Через некоторое время Моран, в свежей рубашке и отмывшийся до скрипа, с волчьим аппетитом поглощал дивное варево из огромной миски и только энергично мычал, поддакивая непрерывно тараторившему Дидье. Впрочем, тот в связных ответах практически не нуждался.
-- Я в этих ихних штуках ничего не смыслю, да мне это и ни к чему, nombril de Belzebuth! Главное, что они смыслят! Видал, теперь уже и до небесной механики добрались! Ты думаешь, как мы вчетвером с таким судном управляемся? Так вот, это всё Марк и Лукас со своими механизмами. Сам увидишь, когда подымешься на ноги.
-- Вам действительно требуется канонир? -- перебил его Моран, оторвавшись от еды.
Дидье энергично кивнул:
-- Ещё как! Механизмы -- механизмами, но за ними живой человек должен следить! А в бою -- тем более. Хотя мы не часто в бою бываем. Не нарываемся. Бережёного Господь бережёт. Когда маркиз Ламберт погиб, и почти весь экипаж с ним...
Моран схватил его за руку:
-- Маркиз?
-- Ну да, -- с глубоким вздохом подтвердил Дидье. -- Он ведь был женат на Тиш. Так ей и достался этот корабль.
-- Я думал, что Маркиза -- её прозвище... -- пробормотал Моран.
-- Нет, -- чуть дрогнувшим голосом возразил старпом. -- Она титулованная дама, наша Тиш. Хотя её мать и была рабыней семьи Джоша Ламберта, там, на островах. И Тиш родилась рабыней. Джош влюбился в неё, дал ей свободу и женился на ней, тогда его отец проклял их обоих и выгнал из усадьбы, scrogneugneu!
У Морана голова пошла кругом от этого простого рассказа.
-- Ну вот, -- спокойно продолжал Дидье, не замечая его смятения, -- и Джош купил этот бриг, назвал его "Чёрная Маркиза" в честь Тиш и стал капитаном. А когда почти все у нас погибли в бою с испанцами, и Джош погиб, Тиш хотела продать "Маркизу", но не смогла. Это же всё, что у неё от Джоша осталось. Ну и я, -- он грустно усмехнулся, -- от старой-то команды. А потом появились Марк с Лукасом, и всё тут стало по-новому. Так-то, друг.
-- Почему ты всё время называешь меня другом? -- нахмурившись, спросил Моран, а Дидье легко улыбнулся и взъерошил ему волосы:
-- Не враг же? Значит, друг.
-- Люди все -- враги, -- убеждённо проговорил Моран и покосился на Дидье, уверенный, что тот обидится, но тот лишь рассмеялся:
-- Да брось ты! Зачем тогда жить, если это так?
Моран протестующе мотнул головой, снова собираясь возразить, но не смог. Он страшно устал, глаза у него сами закрывались. Дидье забрал у него из рук пустую миску, подсунул подушку и заботливо натянул одеяло повыше:
-- Отдыхай давай. Враги у него все, вот ещё выдумал, ventrebleu! Здесь тебя никто не обидит.
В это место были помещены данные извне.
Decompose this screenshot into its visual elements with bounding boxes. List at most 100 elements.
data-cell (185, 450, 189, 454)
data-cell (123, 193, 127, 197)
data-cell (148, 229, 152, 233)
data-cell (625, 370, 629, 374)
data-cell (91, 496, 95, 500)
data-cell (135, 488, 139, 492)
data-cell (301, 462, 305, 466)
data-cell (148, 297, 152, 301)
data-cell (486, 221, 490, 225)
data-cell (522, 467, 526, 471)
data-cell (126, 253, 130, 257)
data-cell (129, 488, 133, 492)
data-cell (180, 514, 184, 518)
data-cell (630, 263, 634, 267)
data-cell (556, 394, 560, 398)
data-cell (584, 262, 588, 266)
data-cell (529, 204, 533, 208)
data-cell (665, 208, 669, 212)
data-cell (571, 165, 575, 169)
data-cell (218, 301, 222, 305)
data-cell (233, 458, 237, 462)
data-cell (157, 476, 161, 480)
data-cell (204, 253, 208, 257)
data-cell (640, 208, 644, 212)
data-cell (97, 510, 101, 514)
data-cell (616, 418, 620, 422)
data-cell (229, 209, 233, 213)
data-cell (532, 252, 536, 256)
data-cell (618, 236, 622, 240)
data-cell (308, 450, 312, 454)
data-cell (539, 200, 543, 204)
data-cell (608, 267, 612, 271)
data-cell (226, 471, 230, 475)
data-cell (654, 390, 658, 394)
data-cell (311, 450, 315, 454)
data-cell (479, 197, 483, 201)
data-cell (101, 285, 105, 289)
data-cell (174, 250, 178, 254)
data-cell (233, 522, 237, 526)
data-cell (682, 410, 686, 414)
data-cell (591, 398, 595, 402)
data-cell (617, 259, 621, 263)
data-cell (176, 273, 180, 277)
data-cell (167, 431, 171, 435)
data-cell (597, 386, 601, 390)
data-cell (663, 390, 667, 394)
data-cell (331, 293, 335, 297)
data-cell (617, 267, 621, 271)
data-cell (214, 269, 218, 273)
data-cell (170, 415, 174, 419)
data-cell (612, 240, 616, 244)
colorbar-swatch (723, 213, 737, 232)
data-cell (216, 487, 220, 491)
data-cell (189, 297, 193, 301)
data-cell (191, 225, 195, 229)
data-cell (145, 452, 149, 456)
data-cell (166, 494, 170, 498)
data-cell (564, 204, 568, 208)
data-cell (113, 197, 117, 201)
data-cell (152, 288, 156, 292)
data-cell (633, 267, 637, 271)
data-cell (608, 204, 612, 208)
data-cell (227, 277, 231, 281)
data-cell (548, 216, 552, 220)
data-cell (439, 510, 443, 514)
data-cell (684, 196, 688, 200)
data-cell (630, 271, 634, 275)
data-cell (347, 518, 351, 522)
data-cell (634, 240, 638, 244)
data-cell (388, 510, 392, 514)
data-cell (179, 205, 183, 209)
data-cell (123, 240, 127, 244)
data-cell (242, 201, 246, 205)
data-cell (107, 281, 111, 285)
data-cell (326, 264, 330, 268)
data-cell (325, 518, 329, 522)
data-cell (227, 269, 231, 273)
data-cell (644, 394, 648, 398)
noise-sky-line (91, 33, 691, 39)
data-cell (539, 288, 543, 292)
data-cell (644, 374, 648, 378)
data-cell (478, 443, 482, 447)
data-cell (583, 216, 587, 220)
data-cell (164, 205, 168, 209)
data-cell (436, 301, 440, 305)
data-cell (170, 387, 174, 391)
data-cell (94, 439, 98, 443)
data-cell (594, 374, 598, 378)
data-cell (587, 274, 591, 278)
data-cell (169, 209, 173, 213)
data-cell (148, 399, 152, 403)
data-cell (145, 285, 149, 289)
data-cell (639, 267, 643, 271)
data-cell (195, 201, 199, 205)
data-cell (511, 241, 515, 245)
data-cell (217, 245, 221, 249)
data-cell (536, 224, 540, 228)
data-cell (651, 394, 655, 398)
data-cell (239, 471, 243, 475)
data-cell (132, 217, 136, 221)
Это была сущая правда. Проведя последние пять лет своей девятнадцатилетней жизни в непрерывной войне со всеми и вся, Моран Кавалли никак не мог поверить, что где-то может существовать мир, подобный тому, что царил на "Чёрной Маркизе".
Сама Маркиза, Летиция Ламберт, не задала ему никаких вопросов. Зайдя к Морану в каюту на следующее утро, -- уже не в атласном платье, а в удобных бриджах и камзоле, -- она вела себя как заправский доктор: заглянула ему в глаза, оттянув нижние веки, заставила высунуть язык и пощупала пульс на шее и на запястье. И он, скрепя сердце, всё это ей разрешил. Услышав, как он мрачно сопит, она наконец тихо рассмеялась и пригладила ему растрёпанные волосы, отведя их со лба:
-- Я не собираюсь на тебя покушаться, канонир. И ты свободен -- можешь уйти в любом порту, в каком захочешь. Но я бы хотела, чтоб ты остался здесь.
-- Я тоже, -- выпалил Моран, заливаясь краской до ушей и отчаянно стыдясь этого.
Тиш снова ласково улыбнулась ему и быстро вышла, чтобы не смущать его ещё больше, -- понял Моран. А он так и остался сидеть на койке. В горле у него стоя комок.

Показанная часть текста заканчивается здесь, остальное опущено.